After waiting 114 years to progress to the latter stages of a major competition, you would have expected them to be better prepared but, with tonight's semi-final first leg against Middlesbrough looming, the prospects were not looking bright. To be in a contractual dispute with your manager on the eve of the biggest match in your history seemed not so much a technical gaffe as total crassness.

Dave Jones is not only Second Division manager of the month (for December and January) but flavour of it as well. With Oldham Athletic rumoured to be interested in tempting him to fill the vacancy at Boundary Park, it will come as a relief to the Stockport supporters, that after two years in charge at Edgeley Park without a contract, Jones finally signed a three- year deal yesterday after protracted talks with his chairman, Brendan Ellwood.

This, it is hoped, will end the uncertainty which had threatened to hinder the progress of Jones' excellent side. Skilful and keen to play the ball through the midfield rather than just hoof it in the direction of the lanky Brett Angell, they are a credit to their manager and a Second Division that is producing more than its fair share of cup shocks this season.

But even Wrexham and Chesterfield would acknowledge the greater conquests of Stockport, with wins at Blackburn and Southampton and another over West Ham at Edgeley Park. The team that Jones has built on top of the solid foundations left by Danny Bergara has produced extravagant results on meagre resources.

The club's record signing and captain, Mike Flynn, cost pounds 150,000, which is less than a month's wages for Fabrizio Ravanelli, whom he will be marking tonight. Yet if any set of giant-killers came swaggering in against Premiership leviathans with little reason to be under-estimated, it is County.

"We have shown against Blackburn, West Ham and Southampton that we can match Premiership teams," Jones said, "and we certainly won't be going out against Middlesbrough with any fear. Anyone saying we were lucky in those previous matches is talking rubbish. There was no luck in it."

There was not much fortune, either, in Jones' playing career, which halted prematurely because of injury. Now 40, he was a defender with Everton in the 1970s when the "School of Science" was going through a less academic period but he had sufficient class to win an England Under-21 cap and played in the League Cup final of 1977. He moved to Coventry City two years later and then on to Preston North End, where his League days ended in 1984 at the age of 28.
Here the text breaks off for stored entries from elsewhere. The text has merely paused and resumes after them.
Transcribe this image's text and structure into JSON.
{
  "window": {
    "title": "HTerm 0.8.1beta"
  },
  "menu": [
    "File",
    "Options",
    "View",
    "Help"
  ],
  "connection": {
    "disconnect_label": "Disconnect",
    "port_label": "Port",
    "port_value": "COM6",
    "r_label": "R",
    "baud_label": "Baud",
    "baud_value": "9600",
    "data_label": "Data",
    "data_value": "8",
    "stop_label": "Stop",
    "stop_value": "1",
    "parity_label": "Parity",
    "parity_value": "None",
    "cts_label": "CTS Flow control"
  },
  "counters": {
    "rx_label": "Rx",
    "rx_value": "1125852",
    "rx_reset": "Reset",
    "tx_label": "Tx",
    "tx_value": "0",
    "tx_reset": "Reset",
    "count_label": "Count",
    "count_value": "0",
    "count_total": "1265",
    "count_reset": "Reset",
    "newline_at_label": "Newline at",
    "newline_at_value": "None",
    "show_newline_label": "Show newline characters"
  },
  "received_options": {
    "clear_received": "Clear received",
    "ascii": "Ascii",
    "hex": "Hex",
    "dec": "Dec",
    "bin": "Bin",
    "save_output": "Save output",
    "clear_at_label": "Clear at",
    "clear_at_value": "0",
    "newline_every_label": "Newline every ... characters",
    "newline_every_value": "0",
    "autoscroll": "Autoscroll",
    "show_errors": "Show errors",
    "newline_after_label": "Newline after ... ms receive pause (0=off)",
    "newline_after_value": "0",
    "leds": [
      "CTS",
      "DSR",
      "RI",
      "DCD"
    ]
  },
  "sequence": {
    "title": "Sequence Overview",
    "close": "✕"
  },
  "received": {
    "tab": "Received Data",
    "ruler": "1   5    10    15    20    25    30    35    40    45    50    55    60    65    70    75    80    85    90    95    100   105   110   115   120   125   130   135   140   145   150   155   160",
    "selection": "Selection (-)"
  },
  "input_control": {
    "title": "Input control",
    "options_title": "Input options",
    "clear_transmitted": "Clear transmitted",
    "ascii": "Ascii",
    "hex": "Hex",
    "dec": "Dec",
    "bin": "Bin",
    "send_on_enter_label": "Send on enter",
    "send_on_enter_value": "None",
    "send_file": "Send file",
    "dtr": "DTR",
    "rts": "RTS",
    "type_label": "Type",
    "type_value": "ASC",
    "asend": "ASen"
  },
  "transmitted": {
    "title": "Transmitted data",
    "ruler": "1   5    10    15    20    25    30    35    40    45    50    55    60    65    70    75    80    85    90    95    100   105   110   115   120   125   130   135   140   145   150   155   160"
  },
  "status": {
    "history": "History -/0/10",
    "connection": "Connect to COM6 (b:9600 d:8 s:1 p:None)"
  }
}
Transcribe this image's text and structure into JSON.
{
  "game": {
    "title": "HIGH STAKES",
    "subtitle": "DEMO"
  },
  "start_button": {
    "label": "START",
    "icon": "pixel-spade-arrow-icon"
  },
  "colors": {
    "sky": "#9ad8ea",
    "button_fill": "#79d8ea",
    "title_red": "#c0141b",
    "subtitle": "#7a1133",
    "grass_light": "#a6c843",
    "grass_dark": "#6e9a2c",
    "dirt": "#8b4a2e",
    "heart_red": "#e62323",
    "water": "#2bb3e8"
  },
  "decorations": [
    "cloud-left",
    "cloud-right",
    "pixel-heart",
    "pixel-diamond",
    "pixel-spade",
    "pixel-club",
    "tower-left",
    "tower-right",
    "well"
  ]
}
From there he took a route into management that is rarely used these days, non-League football, having spells with Morecambe, Southport and Mossley. Even when he joined Stockport as youth-team coach the season they were promoted from the old Fourth Division, 1990-91, the chances of becoming manager seemed remote.

Yet as the club's profile rose with four visits to Wembley - twice in the play-offs and twice in the Autoglass Shield - so did Jones. He became first-team coach, then assistant manager, and, when Bergara's tempestuous relationship with Elwood ended, allegedly, in fisticuffs, he took over in March 1995.

It was an unplanned path and all done without a contract, of course - "I was ready to leave Stockport if I'd got a better offer even a month before Danny left" - and one that looked likely to reach a cul-de-sac as recently as last September when Stockport had two points from six matches. Then the suspicion was that talk of "consolidation" the previous year had been to mask a decline, and Jones' job was in jeopardy.

"We had a shake-up, left a few players out," Jones said. "All I ask for is three things: ability, commitment and the right attitude; I was getting them one or two at a time, we were not putting them all together."

Some of it must have hit home because County are fifth in their division after losing just four League matches since and are also through to the northern semi-finals of the Auto Windscreens Shield.

Tonight Wembley is in sight. "No Premiership side is going to be easy, but I think we can beat them," Jones said. If they can bridge the chasm between the Second Division and the Premiership again, he might just wish he had waited a while and asked for a better deal from Ellwood. However, last night he said: "I am more than happy to stay at Stockport, and it wasn't just a matter of money.

"Obviously, you are going to have speculation if a contract remains unsigned, but there was just a minor detail to sort out, and it has been." For that, everyone at Edgeley Park should be most grateful.